Le mythe de Prométhée embrasse l'évolution du patriarcat hellénique. Le Titan qui en pleine lutte déserte ses frères et trahit la cause matriarcale, qui prête son concours à Zeus pour s'emparer de l'Olympe et pour y introniser un ordre nouveau, qui ridiculise le Père des Dieux, et qui conspire pour lui arracher le pouvoir, porte le coup de grâce à la famille patriar­cale en ravissant et en communiquant le feu sacré aux mortels afin qu'ils créent la famille individualiste de la classe bourgeoise.


Notes

[1] Hestia, έστία, le nom de la déesse du foyer, a pour racine στα, qui donne naissance à des mots comportant l'idée de s'arrêter, de s'établir, d'où le latin slare et le français station.
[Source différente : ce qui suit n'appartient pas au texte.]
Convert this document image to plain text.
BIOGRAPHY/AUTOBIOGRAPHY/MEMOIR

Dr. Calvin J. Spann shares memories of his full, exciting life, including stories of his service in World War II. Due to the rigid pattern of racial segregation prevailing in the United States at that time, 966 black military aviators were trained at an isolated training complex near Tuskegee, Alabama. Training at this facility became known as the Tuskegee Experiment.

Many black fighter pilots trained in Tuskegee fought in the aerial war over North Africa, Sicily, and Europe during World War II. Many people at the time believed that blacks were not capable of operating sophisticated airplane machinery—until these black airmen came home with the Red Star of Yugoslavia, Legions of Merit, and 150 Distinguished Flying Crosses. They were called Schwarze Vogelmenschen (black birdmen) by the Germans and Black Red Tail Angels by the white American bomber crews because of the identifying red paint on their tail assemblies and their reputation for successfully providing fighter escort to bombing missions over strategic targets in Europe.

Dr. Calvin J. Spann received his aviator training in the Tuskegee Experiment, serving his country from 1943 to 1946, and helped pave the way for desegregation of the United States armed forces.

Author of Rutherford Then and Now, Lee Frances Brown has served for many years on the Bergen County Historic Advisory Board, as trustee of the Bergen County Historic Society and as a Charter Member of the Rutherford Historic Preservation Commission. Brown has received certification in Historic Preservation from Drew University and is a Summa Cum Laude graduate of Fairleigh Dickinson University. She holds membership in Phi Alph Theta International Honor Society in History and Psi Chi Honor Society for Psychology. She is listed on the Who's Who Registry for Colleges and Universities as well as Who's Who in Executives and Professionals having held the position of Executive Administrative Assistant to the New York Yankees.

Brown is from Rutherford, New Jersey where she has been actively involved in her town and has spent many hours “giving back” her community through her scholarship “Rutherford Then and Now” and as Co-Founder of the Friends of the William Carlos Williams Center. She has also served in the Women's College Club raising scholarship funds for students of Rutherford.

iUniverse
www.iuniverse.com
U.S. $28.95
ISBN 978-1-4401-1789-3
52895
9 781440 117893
[2] Les Juifs avaient également le culte du feu. Josèphe raconte qu'ils y étaient si attachés que, de son temps, une émeute éclata à Jérusalem, parce que le gouverneur romain, Florus, avait interdit "la fête que l'on nomme Xytophorie, durant laquelle on porte au temple une très grande quantité de bois, afin d'y entretenir un feu qui ne doit jamais s'éteindre." Histoire de la guerre des Juifs, liv. II, ch. XXXI.
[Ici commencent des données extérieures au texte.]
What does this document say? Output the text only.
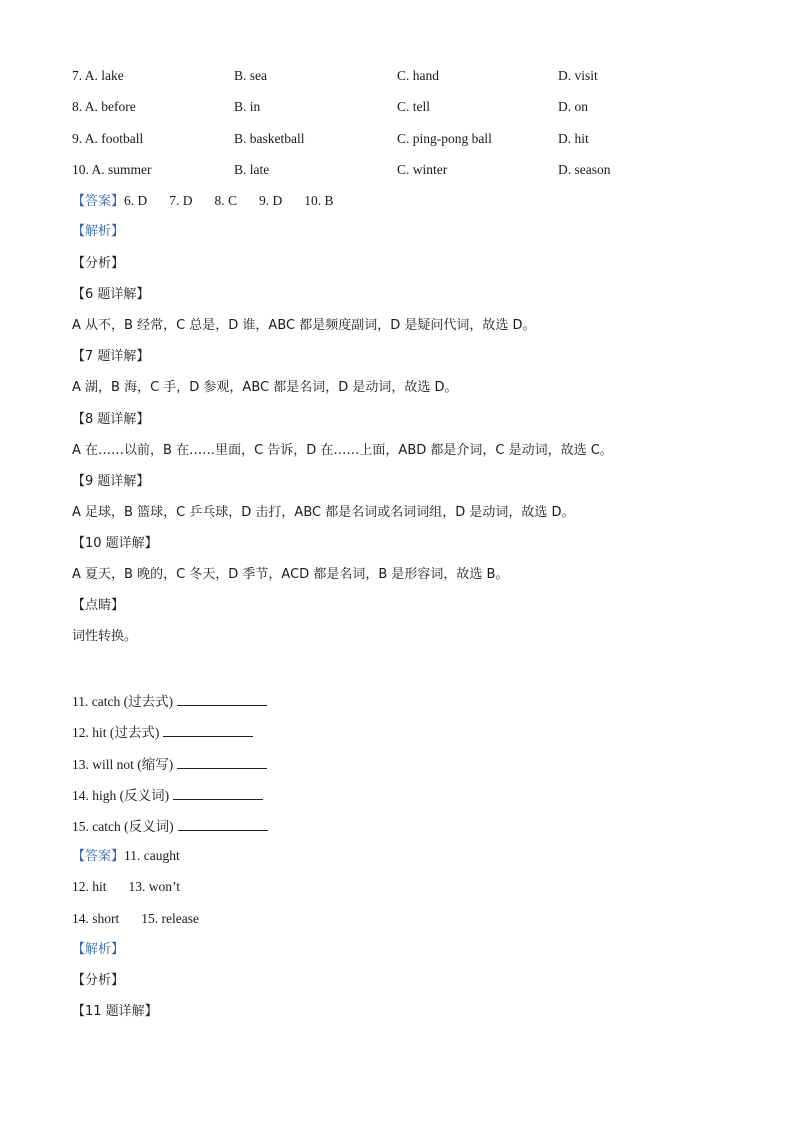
7. A. lake	B. sea	C. hand	D. visit
8. A. before	B. in	C. tell	D. on
9. A. football	B. basketball	C. ping-pong ball	D. hit
10. A. summer	B. late	C. winter	D. season
【答案】6. D 7. D 8. C 9. D 10. B
【解析】
【分析】
【6 题详解】
A 从不，B 经常，C 总是，D 谁，ABC 都是频度副词，D 是疑问代词，故选 D。
【7 题详解】
A 湖，B 海，C 手，D 参观，ABC 都是名词，D 是动词，故选 D。
【8 题详解】
A 在……以前，B 在……里面，C 告诉，D 在……上面，ABD 都是介词，C 是动词，故选 C。
【9 题详解】
A 足球，B 篮球，C 乒乓球，D 击打，ABC 都是名词或名词词组，D 是动词，故选 D。
【10 题详解】
A 夏天，B 晚的，C 冬天，D 季节，ACD 都是名词，B 是形容词，故选 B。
【点睛】
词性转换。
11. catch (过去式)
12. hit (过去式)
13. will not (缩写)
14. high (反义词)
15. catch (反义词)
【答案】11. caught
12. hit 13. won’t
14. short 15. release
【解析】
【分析】
【11 题详解】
[3] Andrew Lang rapproche de la mutilation d'Ouranos plusieurs mythes analogues, recueillis chez les Boshimans et les Polynésiens, et, selon son habitude, il ne cherche pas à les interpréter ; ils ont cependant une valeur préhistorique, ils conservent probablement le souvenir des premières tentatives faites dans les hordes  sauvages pour faire cesser la promiscuité sexuelle. L'initiative, d'après le mythe grec, fut prise par la femme, qui dut recourir jusqu'à 1'éviration pour restreindre le cercle des rapports charnels. J. J. Atkinson, qui vécut au milieu des tribus polynésiennes, attribue à la femme la cessation des unions incestueuses, entre mère et fils et père et filles, dont les légendes religieuses de tous les peuples rapportent de nombreux exemples. Primal law, 1903.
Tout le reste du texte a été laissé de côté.